Es tiempo de calabazas. No me refiero a las que se merecen los políticos, ni a las cabezas huecas de los que les votamos, ni a la simpática Ruperta del Un-Dos-Tres, sino a las de Halloween.
Ésta es una costumbre celta que poco a poco va arraigando cada vez más en nuestra tierra, de la misma manera que se extienden fuera de nuestras fronteras los sanfermines, las tomatinas y otros festejos varios.

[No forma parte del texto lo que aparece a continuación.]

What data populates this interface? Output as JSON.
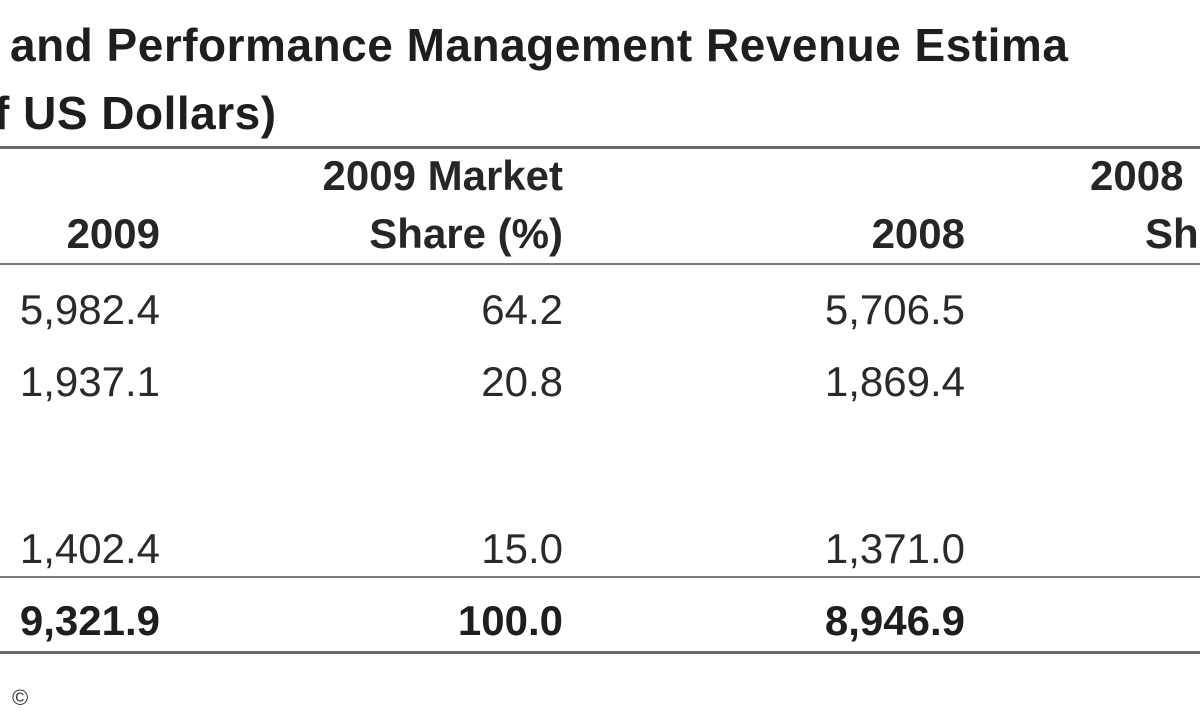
{
  "title": {
    "line1": "and Performance Management Revenue Estima",
    "line2": "f US Dollars)"
  },
  "columns": [
    {
      "line1": "",
      "line2": "2009"
    },
    {
      "line1": "2009 Market",
      "line2": "Share (%)"
    },
    {
      "line1": "",
      "line2": "2008"
    },
    {
      "line1": "2008",
      "line2": "Sh"
    }
  ],
  "rows": [
    {
      "v2009": "5,982.4",
      "share2009": "64.2",
      "v2008": "5,706.5"
    },
    {
      "v2009": "1,937.1",
      "share2009": "20.8",
      "v2008": "1,869.4"
    },
    {
      "v2009": "1,402.4",
      "share2009": "15.0",
      "v2008": "1,371.0"
    }
  ],
  "total": {
    "v2009": "9,321.9",
    "share2009": "100.0",
    "v2008": "8,946.9"
  },
  "footer": {
    "copyright": "©"
  }
}
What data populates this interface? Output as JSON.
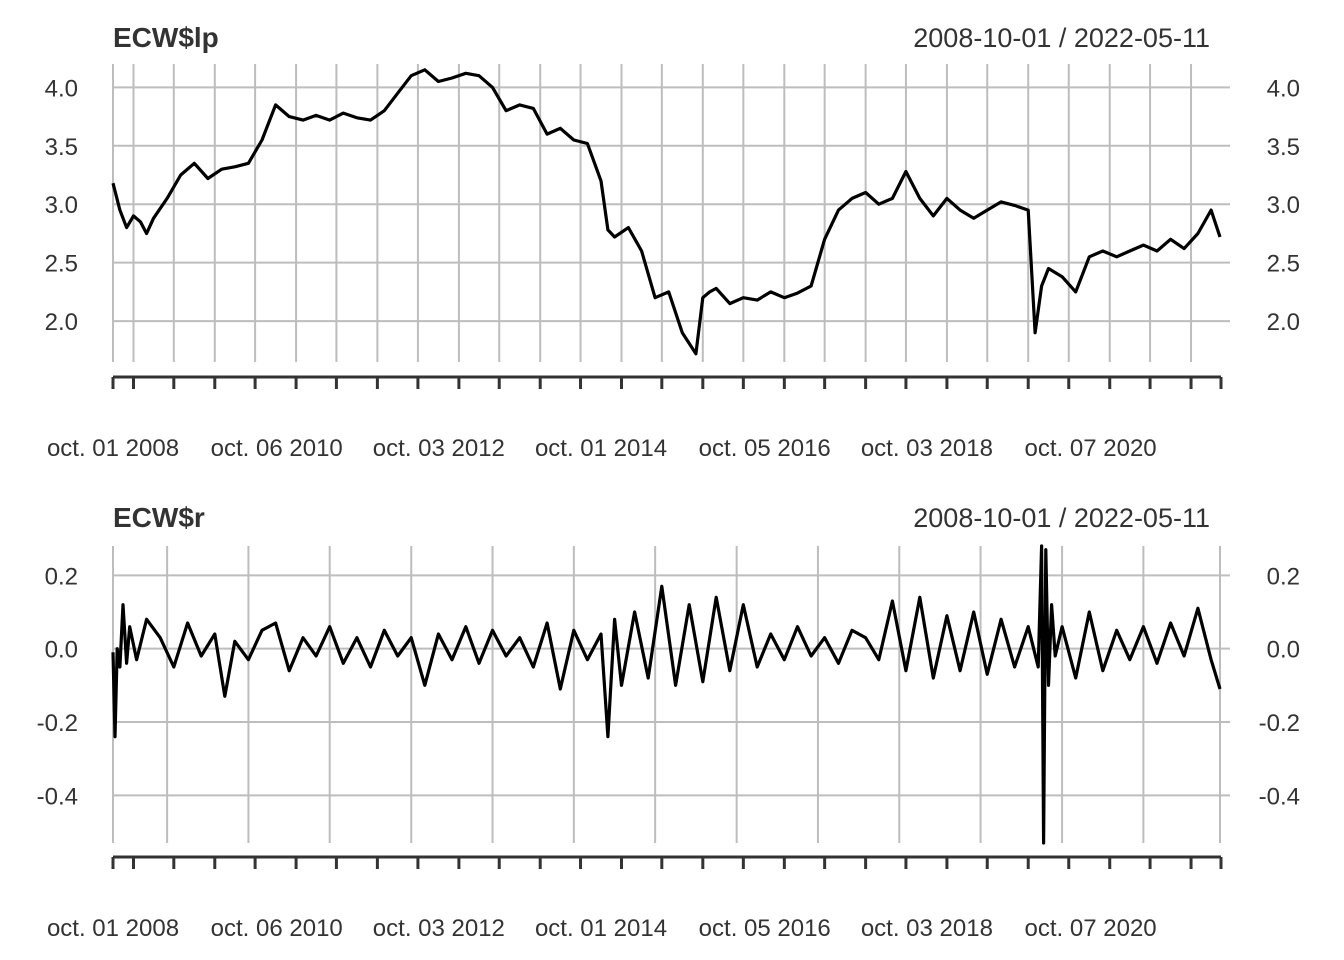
{
  "chart_data": [
    {
      "type": "line",
      "title": "ECW$lp",
      "date_range": "2008-10-01 / 2022-05-11",
      "ylim": [
        1.65,
        4.2
      ],
      "y_ticks": [
        4.0,
        3.5,
        3.0,
        2.5,
        2.0
      ],
      "y_tick_labels": [
        "4.0",
        "3.5",
        "3.0",
        "2.5",
        "2.0"
      ],
      "x_tick_labels": [
        "oct. 01 2008",
        "oct. 06 2010",
        "oct. 03 2012",
        "oct. 01 2014",
        "oct. 05 2016",
        "oct. 03 2018",
        "oct. 07 2020"
      ],
      "grid": true,
      "series": [
        {
          "x": [
            "2008-10-01",
            "2008-11-01",
            "2008-12-01",
            "2009-01-01",
            "2009-02-01",
            "2009-03-01",
            "2009-04-01",
            "2009-06-01",
            "2009-08-01",
            "2009-10-01",
            "2009-12-01",
            "2010-02-01",
            "2010-04-01",
            "2010-06-01",
            "2010-08-01",
            "2010-10-01",
            "2010-12-01",
            "2011-02-01",
            "2011-04-01",
            "2011-06-01",
            "2011-08-01",
            "2011-10-01",
            "2011-12-01",
            "2012-02-01",
            "2012-04-01",
            "2012-06-01",
            "2012-08-01",
            "2012-10-01",
            "2012-12-01",
            "2013-02-01",
            "2013-04-01",
            "2013-06-01",
            "2013-08-01",
            "2013-10-01",
            "2013-12-01",
            "2014-02-01",
            "2014-04-01",
            "2014-06-01",
            "2014-08-01",
            "2014-10-01",
            "2014-11-01",
            "2014-12-01",
            "2015-02-01",
            "2015-04-01",
            "2015-06-01",
            "2015-08-01",
            "2015-10-01",
            "2015-12-01",
            "2016-01-01",
            "2016-02-01",
            "2016-03-01",
            "2016-05-01",
            "2016-07-01",
            "2016-09-01",
            "2016-11-01",
            "2017-01-01",
            "2017-03-01",
            "2017-05-01",
            "2017-07-01",
            "2017-09-01",
            "2017-11-01",
            "2018-01-01",
            "2018-03-01",
            "2018-05-01",
            "2018-07-01",
            "2018-09-01",
            "2018-11-01",
            "2019-01-01",
            "2019-03-01",
            "2019-05-01",
            "2019-07-01",
            "2019-09-01",
            "2019-11-01",
            "2020-01-01",
            "2020-02-01",
            "2020-03-01",
            "2020-04-01",
            "2020-06-01",
            "2020-08-01",
            "2020-10-01",
            "2020-12-01",
            "2021-02-01",
            "2021-04-01",
            "2021-06-01",
            "2021-08-01",
            "2021-10-01",
            "2021-12-01",
            "2022-02-01",
            "2022-04-01",
            "2022-05-11"
          ],
          "values": [
            3.18,
            2.95,
            2.8,
            2.9,
            2.85,
            2.75,
            2.88,
            3.05,
            3.25,
            3.35,
            3.22,
            3.3,
            3.32,
            3.35,
            3.55,
            3.85,
            3.75,
            3.72,
            3.76,
            3.72,
            3.78,
            3.74,
            3.72,
            3.8,
            3.95,
            4.1,
            4.15,
            4.05,
            4.08,
            4.12,
            4.1,
            4.0,
            3.8,
            3.85,
            3.82,
            3.6,
            3.65,
            3.55,
            3.52,
            3.2,
            2.78,
            2.72,
            2.8,
            2.6,
            2.2,
            2.25,
            1.9,
            1.72,
            2.2,
            2.25,
            2.28,
            2.15,
            2.2,
            2.18,
            2.25,
            2.2,
            2.24,
            2.3,
            2.7,
            2.95,
            3.05,
            3.1,
            3.0,
            3.05,
            3.28,
            3.05,
            2.9,
            3.05,
            2.95,
            2.88,
            2.95,
            3.02,
            2.99,
            2.95,
            1.9,
            2.3,
            2.45,
            2.38,
            2.25,
            2.55,
            2.6,
            2.55,
            2.6,
            2.65,
            2.6,
            2.7,
            2.62,
            2.75,
            2.95,
            2.72
          ]
        }
      ]
    },
    {
      "type": "line",
      "title": "ECW$r",
      "date_range": "2008-10-01 / 2022-05-11",
      "ylim": [
        -0.53,
        0.28
      ],
      "y_ticks": [
        0.2,
        0.0,
        -0.2,
        -0.4
      ],
      "y_tick_labels": [
        "0.2",
        "0.0",
        "-0.2",
        "-0.4"
      ],
      "x_tick_labels": [
        "oct. 01 2008",
        "oct. 06 2010",
        "oct. 03 2012",
        "oct. 01 2014",
        "oct. 05 2016",
        "oct. 03 2018",
        "oct. 07 2020"
      ],
      "grid": true,
      "series": [
        {
          "x": [
            "2008-10-01",
            "2008-10-10",
            "2008-10-20",
            "2008-11-01",
            "2008-11-15",
            "2008-12-01",
            "2008-12-15",
            "2009-01-15",
            "2009-03-01",
            "2009-05-01",
            "2009-07-01",
            "2009-09-01",
            "2009-11-01",
            "2010-01-01",
            "2010-02-15",
            "2010-04-01",
            "2010-06-01",
            "2010-08-01",
            "2010-10-01",
            "2010-12-01",
            "2011-02-01",
            "2011-04-01",
            "2011-06-01",
            "2011-08-01",
            "2011-10-01",
            "2011-12-01",
            "2012-02-01",
            "2012-04-01",
            "2012-06-01",
            "2012-08-01",
            "2012-10-01",
            "2012-12-01",
            "2013-02-01",
            "2013-04-01",
            "2013-06-01",
            "2013-08-01",
            "2013-10-01",
            "2013-12-01",
            "2014-02-01",
            "2014-04-01",
            "2014-06-01",
            "2014-08-01",
            "2014-10-01",
            "2014-11-01",
            "2014-12-01",
            "2015-01-01",
            "2015-03-01",
            "2015-05-01",
            "2015-07-01",
            "2015-09-01",
            "2015-11-01",
            "2016-01-01",
            "2016-03-01",
            "2016-05-01",
            "2016-07-01",
            "2016-09-01",
            "2016-11-01",
            "2017-01-01",
            "2017-03-01",
            "2017-05-01",
            "2017-07-01",
            "2017-09-01",
            "2017-11-01",
            "2018-01-01",
            "2018-03-01",
            "2018-05-01",
            "2018-07-01",
            "2018-09-01",
            "2018-11-01",
            "2019-01-01",
            "2019-03-01",
            "2019-05-01",
            "2019-07-01",
            "2019-09-01",
            "2019-11-01",
            "2020-01-01",
            "2020-02-15",
            "2020-03-01",
            "2020-03-10",
            "2020-03-20",
            "2020-04-01",
            "2020-04-15",
            "2020-05-01",
            "2020-06-01",
            "2020-08-01",
            "2020-10-01",
            "2020-12-01",
            "2021-02-01",
            "2021-04-01",
            "2021-06-01",
            "2021-08-01",
            "2021-10-01",
            "2021-12-01",
            "2022-02-01",
            "2022-04-01",
            "2022-05-11"
          ],
          "values": [
            -0.01,
            -0.24,
            0.0,
            -0.05,
            0.12,
            -0.04,
            0.06,
            -0.03,
            0.08,
            0.03,
            -0.05,
            0.07,
            -0.02,
            0.04,
            -0.13,
            0.02,
            -0.03,
            0.05,
            0.07,
            -0.06,
            0.03,
            -0.02,
            0.06,
            -0.04,
            0.03,
            -0.05,
            0.05,
            -0.02,
            0.03,
            -0.1,
            0.04,
            -0.03,
            0.06,
            -0.04,
            0.05,
            -0.02,
            0.03,
            -0.05,
            0.07,
            -0.11,
            0.05,
            -0.03,
            0.04,
            -0.24,
            0.08,
            -0.1,
            0.1,
            -0.08,
            0.17,
            -0.1,
            0.12,
            -0.09,
            0.14,
            -0.06,
            0.12,
            -0.05,
            0.04,
            -0.03,
            0.06,
            -0.02,
            0.03,
            -0.04,
            0.05,
            0.03,
            -0.03,
            0.13,
            -0.06,
            0.14,
            -0.08,
            0.09,
            -0.06,
            0.1,
            -0.07,
            0.08,
            -0.05,
            0.06,
            -0.05,
            0.28,
            -0.53,
            0.27,
            -0.1,
            0.12,
            -0.02,
            0.06,
            -0.08,
            0.1,
            -0.06,
            0.05,
            -0.03,
            0.06,
            -0.04,
            0.07,
            -0.02,
            0.11,
            -0.03,
            -0.11
          ]
        }
      ]
    }
  ]
}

Los pueblos celtas habitaron el noroeste de Europa desde el siglo XII a.C hasta el IV d.C. Al frente de sus distintos clanes se hallaban los druidas, que además de ser los jefes espirituales de las tribus hacían las veces de poetas, cantantes, médicos, astrónomos, filósofos o astrólogos.
Los celtas pensaban que el espíritu de las personas residía en sus cabezas, y además creían en la supervivencia del alma tras la muerte. Por ello, a los guerreros británicos, galos y celtíberos les gustaba cortar las cabezas de sus adversarios, y exhibirlas colgadas en sus caballos, según nos cuentan cronistas romanos como Posidonio, Estrabón o Tito Livio.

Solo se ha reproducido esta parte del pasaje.